Lehane offers a tale that grows increasingly complex and is populated with great characters.  The complexity of the plot reflects Joe Coughlin's profession or lifestyle, one marked by greed, violence, dishonesty, betrayal and delusion.  What Joe wants in life often puts him in conflict with his friends, partners, lovers, business associate, etc, although none of them will admit it.  Eventually, this clash of greed, lust, and envy creates an intricate web of deceit, so it is difficult not to end up in a bind or to even end up dead.

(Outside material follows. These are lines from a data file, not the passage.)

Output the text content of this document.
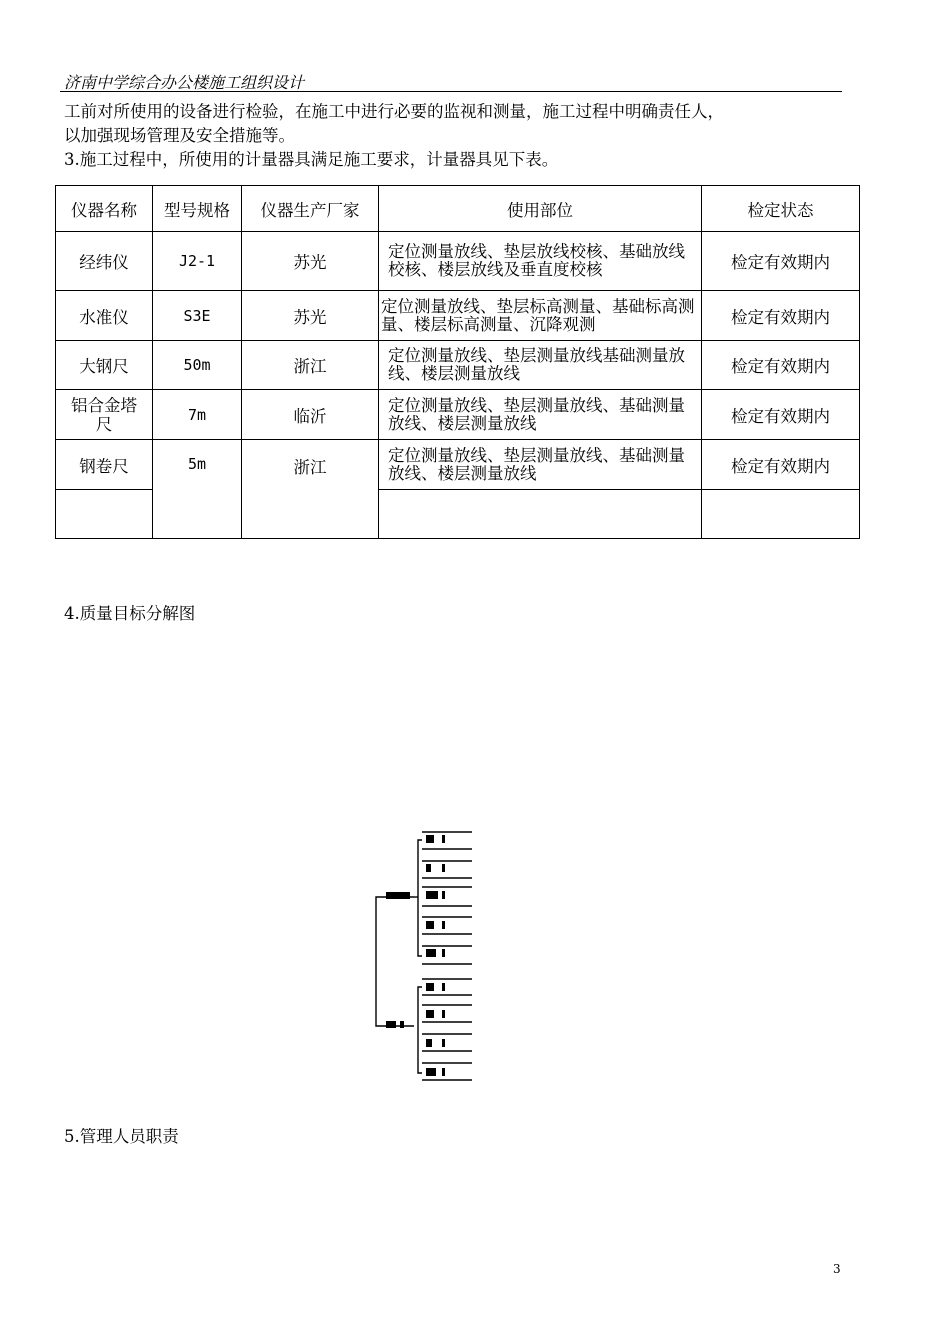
济南中学综合办公楼施工组织设计
工前对所使用的设备进行检验，在施工中进行必要的监视和测量，施工过程中明确责任人，
以加强现场管理及安全措施等。
3.施工过程中，所使用的计量器具满足施工要求，计量器具见下表。
仪器名称	型号规格	仪器生产厂家	使用部位	检定状态
经纬仪	J2-1	苏光	定位测量放线、垫层放线校核、基础放线校核、楼层放线及垂直度校核	检定有效期内
水准仪	S3E	苏光	定位测量放线、垫层标高测量、基础标高测量、楼层标高测量、沉降观测	检定有效期内
大钢尺	50m	浙江	定位测量放线、垫层测量放线基础测量放线、楼层测量放线	检定有效期内
铝合金塔尺	7m	临沂	定位测量放线、垫层测量放线、基础测量放线、楼层测量放线	检定有效期内
钢卷尺	5m	浙江	定位测量放线、垫层测量放线、基础测量放线、楼层测量放线	检定有效期内

4.质量目标分解图
5.管理人员职责
3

As for the characters:  any character that is featured in more than one of this book's 26 chapters, Lehane gives the readers at least a short but detailed look into his or her's life, past, and ambitions.  If a character has a major interaction with Joe, but is only in the novel for the one scene, Lehane opens the book of life on that character.  Why?  I suspect that Lehane wants to give the reader a good view of the people who populate the world in which Joe Coughlin plies his illicit trade.  It is hard not to buy into this narrative when the author opens so many characters to the readers

There is a theme here.  Gangsters, those who work as basically gangster support staff, and many of those who provide goods and services to gangsters are fucked-up people, or are at least broken mentally and spiritually.  Death, destruction, and, at the very least, ruin are practically the inevitable result of such a life.  It is easy to like Joe Coughlin; after all, he is the lead, but Lehane is honest about Joe.  By the end, I wondered how reliable a narrator Joe was or even if were at all a reliable narrator

Obviously, I like this book.  World Gone By is more than just a gangster novel.  The complex way in which he depicts and examines morality is why Dennis Lehane is more than just a crime novelist and why he is so popular and respected.  Lehane is an archaeologist, excavating the dark recesses of the American character, while the body is still alive and kicking.

POSSIBLE AUDIENCE:  Readers looking for novels by exceptional American authors will want to read Dennis Lehane and travel to a World Gone By.